Question: Avez-vous aussi parlé de prosélytisme?

Don Colzani: Les orthodoxes ont exprimé franchement leurs convictions sur le prosélytisme et sur leur manière de concevoir la mission. De leur point de vue, le concept de "territoire canonique" revêt une importance notoire. Pour le dire plus simplement, chaque Église a son propre territoire, confié à un évêque et à un presbytère. Il n'est pas correct, et il n'est pas non plus fraternel que d'autres Églises prétendent intervenir de manière totalement autonome sur ce territoire. Ils ont clairement condamné les Églises chrétiennes qui tournent leur action missionnaire vers des chrétiens d'une autre confession. Mais au cours du débat qui, je le souligne, a été très serein, plusieurs personnes ont fait des objections sur cette notion de territoire. Le catholique Robert Schreiter, professeur de théologie aux États-Unis, s'est demandé si cette vision du territoire canonique correspond encore de manière adéquate à l'actuelle situation, caractérisée par des migrations et des déplacement de millions de personnes. Ce concept n'était-il pas adapté aux sociétés statiques? C'est une objection de caractère sociologique, qui ne touche pas des questions de fond au niveau théologique mais met en lumière la nécessité de repenser les choses. D'un point de vue plus proprement théologique se pose le problème de savoir 'qui' doit définir le territoire canonique: l'histoire? La tradition? L'évêque? De fait, les Églises ne sont pas étrangères à l'histoire. Au fil des siècles elles changent et il arrive que les Églises qui autrefois pouvaient évangéliser une vaste région ne peuvent plus le faire. De plus, aujourd'hui, ce que l'on appelle "territoire" se présente comme un mélange de différents niveaux et le côté géographique n'est plus suffisant.

Question: Comment se positionnent les Églises orthodoxes face au défi de la mission?

Don Colzani: On peut imaginer qu'une renaissance de la mission orthodoxe est en cours. Qu'elle se développera avec ses propres caractéristiques qui ne se superposent pas au concept occidental de mission.
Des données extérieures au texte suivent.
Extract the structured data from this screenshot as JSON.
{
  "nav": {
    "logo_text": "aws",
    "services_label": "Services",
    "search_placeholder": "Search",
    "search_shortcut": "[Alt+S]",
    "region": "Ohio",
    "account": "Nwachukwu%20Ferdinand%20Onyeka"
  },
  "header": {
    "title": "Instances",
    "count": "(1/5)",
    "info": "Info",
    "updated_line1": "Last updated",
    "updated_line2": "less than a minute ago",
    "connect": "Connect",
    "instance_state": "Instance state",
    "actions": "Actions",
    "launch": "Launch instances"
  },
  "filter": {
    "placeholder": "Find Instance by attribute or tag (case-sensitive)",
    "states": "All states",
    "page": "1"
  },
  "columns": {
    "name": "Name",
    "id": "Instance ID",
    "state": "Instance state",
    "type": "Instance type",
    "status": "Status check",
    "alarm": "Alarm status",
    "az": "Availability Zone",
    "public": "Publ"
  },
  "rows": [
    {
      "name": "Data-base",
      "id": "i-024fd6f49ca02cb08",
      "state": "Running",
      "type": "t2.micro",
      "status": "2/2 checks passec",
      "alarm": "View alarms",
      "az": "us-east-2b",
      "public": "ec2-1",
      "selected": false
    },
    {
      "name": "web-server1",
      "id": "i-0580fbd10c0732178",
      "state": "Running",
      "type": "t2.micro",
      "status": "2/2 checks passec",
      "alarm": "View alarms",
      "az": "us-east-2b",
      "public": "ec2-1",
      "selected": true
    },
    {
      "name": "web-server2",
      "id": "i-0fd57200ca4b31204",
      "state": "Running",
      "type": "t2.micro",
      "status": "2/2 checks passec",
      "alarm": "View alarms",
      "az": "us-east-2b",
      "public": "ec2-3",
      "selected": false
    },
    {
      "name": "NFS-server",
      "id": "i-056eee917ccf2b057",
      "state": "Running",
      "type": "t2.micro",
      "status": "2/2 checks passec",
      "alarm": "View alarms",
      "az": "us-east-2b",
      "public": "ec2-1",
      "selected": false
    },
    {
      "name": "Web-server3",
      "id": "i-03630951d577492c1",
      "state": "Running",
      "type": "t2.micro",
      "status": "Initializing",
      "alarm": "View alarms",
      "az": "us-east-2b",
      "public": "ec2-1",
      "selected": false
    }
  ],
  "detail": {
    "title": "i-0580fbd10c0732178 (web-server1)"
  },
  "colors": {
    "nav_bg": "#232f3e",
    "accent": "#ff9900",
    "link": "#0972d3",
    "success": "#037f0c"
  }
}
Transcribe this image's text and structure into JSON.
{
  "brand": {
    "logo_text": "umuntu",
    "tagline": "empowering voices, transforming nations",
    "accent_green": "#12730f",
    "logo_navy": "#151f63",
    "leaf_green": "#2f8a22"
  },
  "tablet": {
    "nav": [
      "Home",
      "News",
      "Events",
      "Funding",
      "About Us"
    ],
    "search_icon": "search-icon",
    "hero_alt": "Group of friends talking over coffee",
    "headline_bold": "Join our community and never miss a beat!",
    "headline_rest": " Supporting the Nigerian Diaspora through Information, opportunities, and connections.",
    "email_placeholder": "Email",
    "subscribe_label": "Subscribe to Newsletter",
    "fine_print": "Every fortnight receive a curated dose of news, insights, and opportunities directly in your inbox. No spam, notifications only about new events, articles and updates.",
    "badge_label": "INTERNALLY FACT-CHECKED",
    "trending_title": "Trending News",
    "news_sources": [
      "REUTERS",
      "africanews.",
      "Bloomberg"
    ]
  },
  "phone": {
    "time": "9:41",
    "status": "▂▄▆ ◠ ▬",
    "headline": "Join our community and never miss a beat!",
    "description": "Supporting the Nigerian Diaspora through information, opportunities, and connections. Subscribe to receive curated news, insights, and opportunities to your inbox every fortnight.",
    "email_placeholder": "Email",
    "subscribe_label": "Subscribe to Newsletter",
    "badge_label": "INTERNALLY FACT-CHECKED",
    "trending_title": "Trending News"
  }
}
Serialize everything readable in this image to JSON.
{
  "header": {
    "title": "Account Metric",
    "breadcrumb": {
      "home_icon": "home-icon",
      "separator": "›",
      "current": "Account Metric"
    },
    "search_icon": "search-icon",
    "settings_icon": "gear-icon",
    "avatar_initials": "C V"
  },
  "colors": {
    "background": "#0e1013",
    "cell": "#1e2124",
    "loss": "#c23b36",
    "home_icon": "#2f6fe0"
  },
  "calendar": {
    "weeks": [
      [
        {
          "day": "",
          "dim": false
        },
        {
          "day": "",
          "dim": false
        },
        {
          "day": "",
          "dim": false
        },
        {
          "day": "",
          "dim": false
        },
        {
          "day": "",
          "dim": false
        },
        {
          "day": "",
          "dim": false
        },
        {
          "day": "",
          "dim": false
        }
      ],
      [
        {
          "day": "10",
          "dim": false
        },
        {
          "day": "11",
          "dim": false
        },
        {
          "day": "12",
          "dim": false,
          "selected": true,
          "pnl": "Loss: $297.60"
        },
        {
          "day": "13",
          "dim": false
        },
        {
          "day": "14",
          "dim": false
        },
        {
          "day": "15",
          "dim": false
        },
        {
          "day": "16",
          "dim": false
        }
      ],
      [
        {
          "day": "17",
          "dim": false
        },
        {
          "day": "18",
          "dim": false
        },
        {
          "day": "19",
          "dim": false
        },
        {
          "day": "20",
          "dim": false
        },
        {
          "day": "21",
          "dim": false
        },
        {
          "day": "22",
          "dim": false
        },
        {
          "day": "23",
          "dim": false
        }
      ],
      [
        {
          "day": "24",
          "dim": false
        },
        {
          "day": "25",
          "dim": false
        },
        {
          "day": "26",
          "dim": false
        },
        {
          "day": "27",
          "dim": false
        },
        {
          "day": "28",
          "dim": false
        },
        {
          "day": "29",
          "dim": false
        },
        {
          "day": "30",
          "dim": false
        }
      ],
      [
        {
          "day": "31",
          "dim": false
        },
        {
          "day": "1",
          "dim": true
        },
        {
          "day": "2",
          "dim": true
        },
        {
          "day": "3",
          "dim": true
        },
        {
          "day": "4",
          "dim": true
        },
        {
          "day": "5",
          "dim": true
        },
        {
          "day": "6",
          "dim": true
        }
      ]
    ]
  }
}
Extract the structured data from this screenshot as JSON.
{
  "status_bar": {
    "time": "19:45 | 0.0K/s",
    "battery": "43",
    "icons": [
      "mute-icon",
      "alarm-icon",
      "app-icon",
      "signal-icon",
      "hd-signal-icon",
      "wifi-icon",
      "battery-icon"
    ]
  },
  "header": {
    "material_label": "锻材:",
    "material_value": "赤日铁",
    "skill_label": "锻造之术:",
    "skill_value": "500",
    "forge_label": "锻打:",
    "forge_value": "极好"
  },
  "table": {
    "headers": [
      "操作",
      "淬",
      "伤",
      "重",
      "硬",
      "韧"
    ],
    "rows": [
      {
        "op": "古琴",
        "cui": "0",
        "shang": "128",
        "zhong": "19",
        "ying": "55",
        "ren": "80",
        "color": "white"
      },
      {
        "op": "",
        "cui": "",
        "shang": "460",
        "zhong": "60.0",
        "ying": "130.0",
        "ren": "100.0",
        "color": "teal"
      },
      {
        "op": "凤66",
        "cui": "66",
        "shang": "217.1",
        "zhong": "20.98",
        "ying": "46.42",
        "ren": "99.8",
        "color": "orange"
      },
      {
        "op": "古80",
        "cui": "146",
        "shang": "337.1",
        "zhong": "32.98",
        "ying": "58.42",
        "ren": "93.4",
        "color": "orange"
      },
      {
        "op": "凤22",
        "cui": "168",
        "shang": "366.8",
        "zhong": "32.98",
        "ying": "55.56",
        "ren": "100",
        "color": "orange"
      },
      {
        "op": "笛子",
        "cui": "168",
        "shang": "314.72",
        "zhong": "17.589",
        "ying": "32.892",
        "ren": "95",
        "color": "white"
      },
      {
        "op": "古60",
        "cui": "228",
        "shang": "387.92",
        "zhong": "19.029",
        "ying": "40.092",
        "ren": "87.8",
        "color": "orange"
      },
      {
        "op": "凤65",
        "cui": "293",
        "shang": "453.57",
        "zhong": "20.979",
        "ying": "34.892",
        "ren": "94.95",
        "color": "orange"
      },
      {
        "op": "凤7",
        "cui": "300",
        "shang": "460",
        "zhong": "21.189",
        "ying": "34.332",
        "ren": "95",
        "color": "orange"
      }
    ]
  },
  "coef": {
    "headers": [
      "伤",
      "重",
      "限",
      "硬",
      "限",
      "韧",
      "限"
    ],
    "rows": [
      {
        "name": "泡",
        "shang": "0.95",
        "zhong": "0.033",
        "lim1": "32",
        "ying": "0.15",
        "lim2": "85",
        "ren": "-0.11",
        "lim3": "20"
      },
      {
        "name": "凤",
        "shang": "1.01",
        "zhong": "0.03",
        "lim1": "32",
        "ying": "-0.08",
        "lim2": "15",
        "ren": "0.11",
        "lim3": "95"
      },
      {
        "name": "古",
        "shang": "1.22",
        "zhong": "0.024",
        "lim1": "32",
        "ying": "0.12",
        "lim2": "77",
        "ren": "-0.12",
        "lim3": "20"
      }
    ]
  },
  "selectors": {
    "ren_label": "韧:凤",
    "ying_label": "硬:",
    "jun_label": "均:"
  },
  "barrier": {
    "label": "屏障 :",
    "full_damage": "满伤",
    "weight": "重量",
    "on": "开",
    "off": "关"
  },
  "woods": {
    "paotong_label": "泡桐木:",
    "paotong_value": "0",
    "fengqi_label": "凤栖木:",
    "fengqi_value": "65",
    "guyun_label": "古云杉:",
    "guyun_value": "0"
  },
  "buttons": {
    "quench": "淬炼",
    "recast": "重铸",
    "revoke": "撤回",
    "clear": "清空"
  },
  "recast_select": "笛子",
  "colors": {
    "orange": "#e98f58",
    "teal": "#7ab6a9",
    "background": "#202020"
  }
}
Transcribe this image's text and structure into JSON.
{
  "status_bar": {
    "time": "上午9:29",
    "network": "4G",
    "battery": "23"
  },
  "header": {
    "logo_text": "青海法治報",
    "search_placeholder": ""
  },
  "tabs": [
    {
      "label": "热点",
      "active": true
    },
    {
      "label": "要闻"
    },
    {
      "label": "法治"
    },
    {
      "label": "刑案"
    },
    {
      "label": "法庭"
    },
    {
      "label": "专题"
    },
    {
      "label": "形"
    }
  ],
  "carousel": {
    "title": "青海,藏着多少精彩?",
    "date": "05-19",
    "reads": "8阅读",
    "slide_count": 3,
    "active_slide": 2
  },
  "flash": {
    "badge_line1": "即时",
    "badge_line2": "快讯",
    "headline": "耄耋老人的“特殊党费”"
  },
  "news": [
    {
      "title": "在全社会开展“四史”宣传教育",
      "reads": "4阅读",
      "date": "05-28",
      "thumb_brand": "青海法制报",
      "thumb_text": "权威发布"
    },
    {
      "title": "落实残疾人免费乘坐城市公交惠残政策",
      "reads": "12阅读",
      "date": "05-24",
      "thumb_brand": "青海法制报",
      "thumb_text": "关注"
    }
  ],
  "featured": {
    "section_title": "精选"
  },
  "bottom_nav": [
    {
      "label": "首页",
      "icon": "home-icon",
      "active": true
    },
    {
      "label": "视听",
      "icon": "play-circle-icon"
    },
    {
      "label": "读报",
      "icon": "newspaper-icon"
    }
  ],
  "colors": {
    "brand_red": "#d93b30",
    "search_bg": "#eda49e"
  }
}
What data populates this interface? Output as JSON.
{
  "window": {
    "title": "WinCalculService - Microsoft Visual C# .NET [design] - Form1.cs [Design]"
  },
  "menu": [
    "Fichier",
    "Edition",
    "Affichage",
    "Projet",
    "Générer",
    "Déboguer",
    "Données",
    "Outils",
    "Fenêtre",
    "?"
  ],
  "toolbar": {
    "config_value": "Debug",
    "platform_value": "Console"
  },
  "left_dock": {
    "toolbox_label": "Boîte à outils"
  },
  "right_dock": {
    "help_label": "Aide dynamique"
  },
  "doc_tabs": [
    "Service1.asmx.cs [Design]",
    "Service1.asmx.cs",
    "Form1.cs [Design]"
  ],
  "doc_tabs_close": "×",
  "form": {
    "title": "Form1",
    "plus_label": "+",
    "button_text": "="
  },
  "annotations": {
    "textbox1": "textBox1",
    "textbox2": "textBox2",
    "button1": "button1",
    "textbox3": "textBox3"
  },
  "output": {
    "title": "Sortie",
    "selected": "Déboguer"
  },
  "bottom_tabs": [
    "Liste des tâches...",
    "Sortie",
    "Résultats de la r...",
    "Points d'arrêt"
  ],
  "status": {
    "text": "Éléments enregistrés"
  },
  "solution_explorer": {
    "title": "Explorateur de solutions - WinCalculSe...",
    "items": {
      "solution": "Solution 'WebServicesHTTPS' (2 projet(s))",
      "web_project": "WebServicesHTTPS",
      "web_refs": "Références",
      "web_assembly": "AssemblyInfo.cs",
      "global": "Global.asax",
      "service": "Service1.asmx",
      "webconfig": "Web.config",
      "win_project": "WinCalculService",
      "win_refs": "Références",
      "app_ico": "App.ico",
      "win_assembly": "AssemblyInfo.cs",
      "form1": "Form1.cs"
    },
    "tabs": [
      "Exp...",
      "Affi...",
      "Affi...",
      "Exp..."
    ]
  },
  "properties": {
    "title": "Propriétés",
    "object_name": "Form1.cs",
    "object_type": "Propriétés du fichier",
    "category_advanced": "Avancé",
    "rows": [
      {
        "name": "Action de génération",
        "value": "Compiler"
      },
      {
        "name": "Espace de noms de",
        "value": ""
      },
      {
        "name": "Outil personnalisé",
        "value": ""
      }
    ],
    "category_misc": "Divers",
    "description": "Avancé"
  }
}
Pour les orthodoxes, la mission se réfère plus à l'oeuvre de l'Esprit qu'à l'activité intense des missionnaires. Et l'effusion de l'Esprit renvoie encore une fois au Ministère célébré: voilà pourquoi, dans la vision orthodoxe de la mission, la liturgie et le monachisme ont une grande importance. C'est un élément d'originalité qui est un stimulus pour toute les Églises. La perspective de fond est cosmique: la mission consiste en la transformation du monde jusqu'à rendre évident le resplendissement de Dieu sur la création. L'Église orthodoxe qui présente la plus importante initiative missionnaire est peut-être le Patriarcat d'Alexandrie d'Égypte, qui est responsable de toute l'Afrique. Ces jours-ci les représentants orthodoxes ont dit que les temps changent et que de nouveaux choix mûrissent. D'où l'invitation à ne pas considérer les orthodoxes comme un monde fermé et statique. Une relance de la mission se profile très certainement.